Wednesday, May 9, 2012

How Much Surplus Do You Need?

What could possibly be bad about a nonprofit having a large surplus of cash? According to Lesley Rosenthal, author of "Good Counsel," there's a perfectly good reason why it's not necessarily a good thing to have too much money in reserve.

Rosenthal wrote that, while it's always a good thing to have some money saved up, nonprofits need to make sure there isn't too much. This is because a large surplus could indicate that the organization is not doing as much good as it could or should.
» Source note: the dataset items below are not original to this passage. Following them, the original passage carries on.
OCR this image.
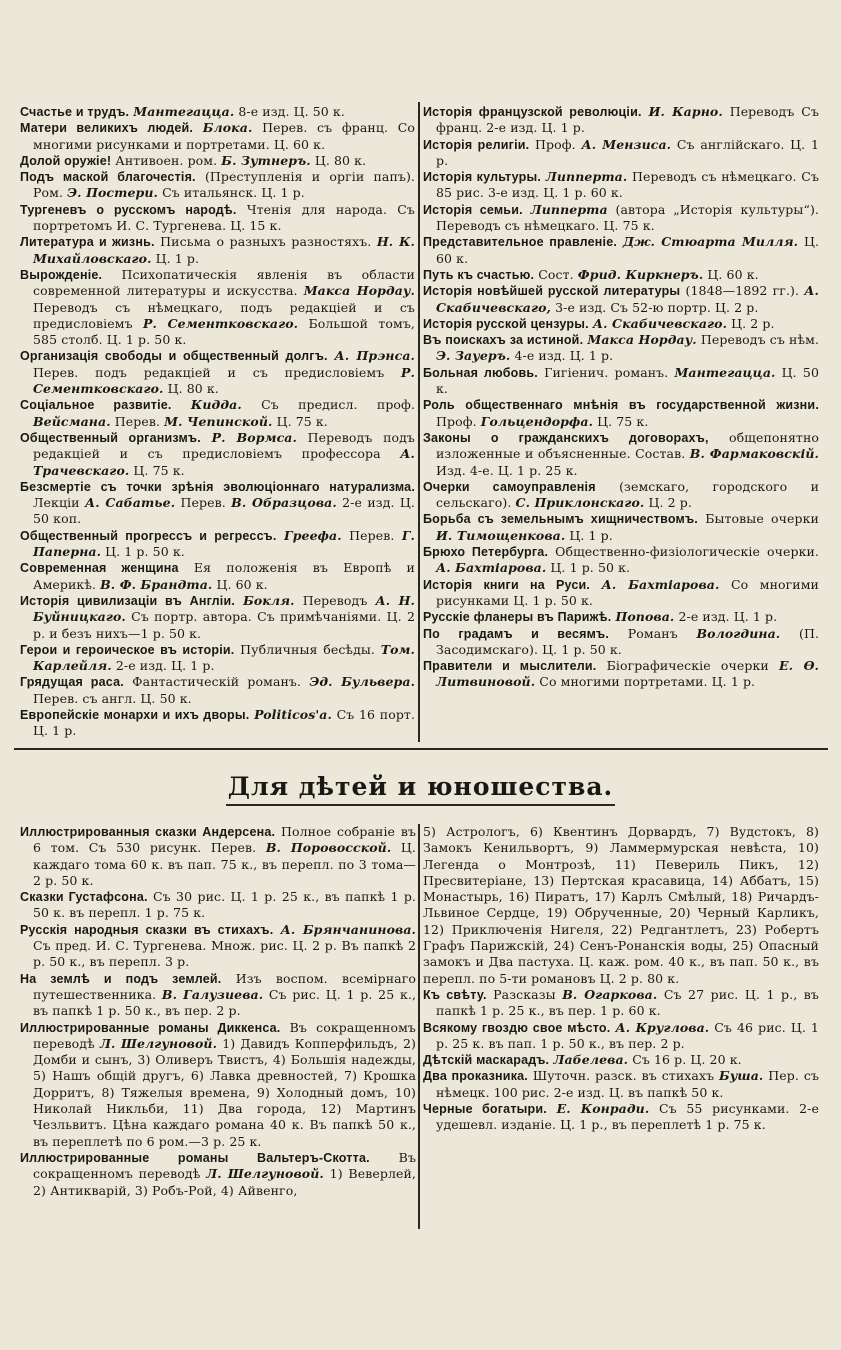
Счастье и трудъ. Мантегацца. 8-е изд. Ц. 50 к.

Матери великихъ людей. Блока. Перев. съ франц. Со многими рисунками и портретами. Ц. 60 к.

Долой оружіе! Антивоен. ром. Б. Зутнеръ. Ц. 80 к.

Подъ маской благочестія. (Преступленія и оргіи папъ). Ром. Э. Постери. Съ итальянск. Ц. 1 р.

Тургеневъ о русскомъ народѣ. Чтенія для народа. Съ портретомъ И. С. Тургенева. Ц. 15 к.

Литература и жизнь. Письма о разныхъ разностяхъ. Н. К. Михайловскаго. Ц. 1 р.

Вырожденіе. Психопатическія явленія въ области современной литературы и искусства. Макса Нордау. Переводъ съ нѣмецкаго, подъ редакціей и съ предисловіемъ Р. Сементковскаго. Большой томъ, 585 столб. Ц. 1 р. 50 к.

Организація свободы и общественный долгъ. А. Прэнса. Перев. подъ редакціей и съ предисловіемъ Р. Сементковскаго. Ц. 80 к.

Соціальное развитіе. Кидда. Съ предисл. проф. Вейсмана. Перев. М. Чепинской. Ц. 75 к.

Общественный организмъ. Р. Вормса. Переводъ подъ редакціей и съ предисловіемъ профессора А. Трачевскаго. Ц. 75 к.

Безсмертіе съ точки зрѣнія эволюціоннаго натурализма. Лекціи А. Сабатье. Перев. В. Образцова. 2-е изд. Ц. 50 коп.

Общественный прогрессъ и регрессъ. Греефа. Перев. Г. Паперна. Ц. 1 р. 50 к.

Современная женщина Ея положенія въ Европѣ и Америкѣ. В. Ф. Брандта. Ц. 60 к.

Исторія цивилизаціи въ Англіи. Бокля. Переводъ А. Н. Буйницкаго. Съ портр. автора. Съ примѣчаніями. Ц. 2 р. и безъ нихъ—1 р. 50 к.

Герои и героическое въ исторіи. Публичныя бесѣды. Том. Карлейля. 2-е изд. Ц. 1 р.

Грядущая раса. Фантастическій романъ. Эд. Бульвера. Перев. съ англ. Ц. 50 к.

Европейскіе монархи и ихъ дворы. Politicos'a. Съ 16 порт. Ц. 1 р.

Исторія французской революціи. И. Карно. Переводъ Съ франц. 2-е изд. Ц. 1 р.

Исторія религіи. Проф. А. Мензиса. Съ англійскаго. Ц. 1 р.

Исторія культуры. Липперта. Переводъ съ нѣмецкаго. Съ 85 рис. 3-е изд. Ц. 1 р. 60 к.

Исторія семьи. Липперта (автора „Исторія культуры“). Переводъ съ нѣмецкаго. Ц. 75 к.

Представительное правленіе. Дж. Стюарта Милля. Ц. 60 к.

Путь къ счастью. Сост. Фрид. Киркнеръ. Ц. 60 к.

Исторія новѣйшей русской литературы (1848—1892 гг.). А. Скабичевскаго, 3-е изд. Съ 52-ю портр. Ц. 2 р.

Исторія русской цензуры. А. Скабичевскаго. Ц. 2 р.

Въ поискахъ за истиной. Макса Нордау. Переводъ съ нѣм. Э. Зауеръ. 4-е изд. Ц. 1 р.

Больная любовь. Гигіенич. романъ. Мантегацца. Ц. 50 к.

Роль общественнаго мнѣнія въ государственной жизни. Проф. Гольцендорфа. Ц. 75 к.

Законы о гражданскихъ договорахъ, общепонятно изложенные и объясненные. Состав. В. Фармаковскій. Изд. 4-е. Ц. 1 р. 25 к.

Очерки самоуправленія (земскаго, городского и сельскаго). С. Приклонскаго. Ц. 2 р.

Борьба съ земельнымъ хищничествомъ. Бытовые очерки И. Тимощенкова. Ц. 1 р.

Брюхо Петербурга. Общественно-физіологическіе очерки. А. Бахтіарова. Ц. 1 р. 50 к.

Исторія книги на Руси. А. Бахтіарова. Со многими рисунками Ц. 1 р. 50 к.

Русскіе фланеры въ Парижѣ. Попова. 2-е изд. Ц. 1 р.

По градамъ и весямъ. Романъ Вологдина. (П. Засодимскаго). Ц. 1 р. 50 к.

Правители и мыслители. Біографическіе очерки Е. Ө. Литвиновой. Со многими портретами. Ц. 1 р.

Для дѣтей и юношества.

Иллюстрированныя сказки Андерсена. Полное собраніе въ 6 том. Съ 530 рисунк. Перев. В. Поровосской. Ц. каждаго тома 60 к. въ пап. 75 к., въ перепл. по 3 тома—2 р. 50 к.

Сказки Густафсона. Съ 30 рис. Ц. 1 р. 25 к., въ папкѣ 1 р. 50 к. въ перепл. 1 р. 75 к.

Русскія народныя сказки въ стихахъ. А. Брянчанинова. Съ пред. И. С. Тургенева. Множ. рис. Ц. 2 р. Въ папкѣ 2 р. 50 к., въ перепл. 3 р.

На землѣ и подъ землей. Изъ воспом. всемірнаго путешественника. В. Галузиева. Съ рис. Ц. 1 р. 25 к., въ папкѣ 1 р. 50 к., въ пер. 2 р.

Иллюстрированные романы Диккенса. Въ сокращенномъ переводѣ Л. Шелгуновой. 1) Давидъ Копперфильдъ, 2) Домби и сынъ, 3) Оливеръ Твистъ, 4) Большія надежды, 5) Нашъ общій другъ, 6) Лавка древностей, 7) Крошка Дорритъ, 8) Тяжелыя времена, 9) Холодный домъ, 10) Николай Никльби, 11) Два города, 12) Мартинъ Чезльвитъ. Цѣна каждаго романа 40 к. Въ папкѣ 50 к., въ переплетѣ по 6 ром.—3 р. 25 к.

Иллюстрированные романы Вальтеръ-Скотта. Въ сокращенномъ переводѣ Л. Шелгуновой. 1) Веверлей, 2) Антикварій, 3) Робъ-Рой, 4) Айвенго,

5) Астрологъ, 6) Квентинъ Дорвардъ, 7) Вудстокъ, 8) Замокъ Кенильвортъ, 9) Ламмермурская невѣста, 10) Легенда о Монтрозѣ, 11) Певериль Пикъ, 12) Пресвитеріане, 13) Пертская красавица, 14) Аббатъ, 15) Монастырь, 16) Пиратъ, 17) Карлъ Смѣлый, 18) Ричардъ-Львиное Сердце, 19) Обрученные, 20) Черный Карликъ, 12) Приключенія Нигеля, 22) Редгантлетъ, 23) Робертъ Графъ Парижскій, 24) Сенъ-Ронанскія воды, 25) Опасный замокъ и Два пастуха. Ц. каж. ром. 40 к., въ пап. 50 к., въ перепл. по 5-ти романовъ Ц. 2 р. 80 к.

Къ свѣту. Разсказы В. Огаркова. Съ 27 рис. Ц. 1 р., въ папкѣ 1 р. 25 к., въ пер. 1 р. 60 к.

Всякому гвоздю свое мѣсто. А. Круглова. Съ 46 рис. Ц. 1 р. 25 к. въ пап. 1 р. 50 к., въ пер. 2 р.

Дѣтскій маскарадъ. Лабелева. Съ 16 р. Ц. 20 к.

Два проказника. Шуточн. разск. въ стихахъ Буша. Пер. съ нѣмецк. 100 рис. 2-е изд. Ц. въ папкѣ 50 к.

Черные богатыри. Е. Конради. Съ 55 рисунками. 2-е удешевл. изданіе. Ц. 1 р., въ переплетѣ 1 р. 75 к.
This raises another question: How much surplus is appropriate? Rosenthal explained that this question can be answered by weighing financial and legal matters. She suggested four things to consider with your counsel:
  • Insurance deductibles: Some organizations may carry insurance policies with sizable deductibles, where the policy does not cover attorneys’ fees or losses until they reach a certain size. Counsel should help the finance team understand whether coverages include or exclude defense costs, and whether these costs are necessary.
  • Self-insurance: Some large nonprofits may self-insure for medical, casualty, and workers’ compensation claims. Organizations with self-insured exposure must establish liability funds to cover known claims as well as incurred but not reported claims and the costs of the defense.
  • Pending threatened litigation: Counsel should be sure to update the finance staff on the status of these potential litigation matters, especially those for which insurance coverage or defense may not be available, and help calculate the material potential financial impact on the organization against which reserves should be held.
  • Compliance with matching fund requirements: Counsel should coordinate with finance and fundraising staff about the terms of governmental or foundation grants that require matching funding. Together they should establish appropriate levels of reserves to make sure that matching obligations are met.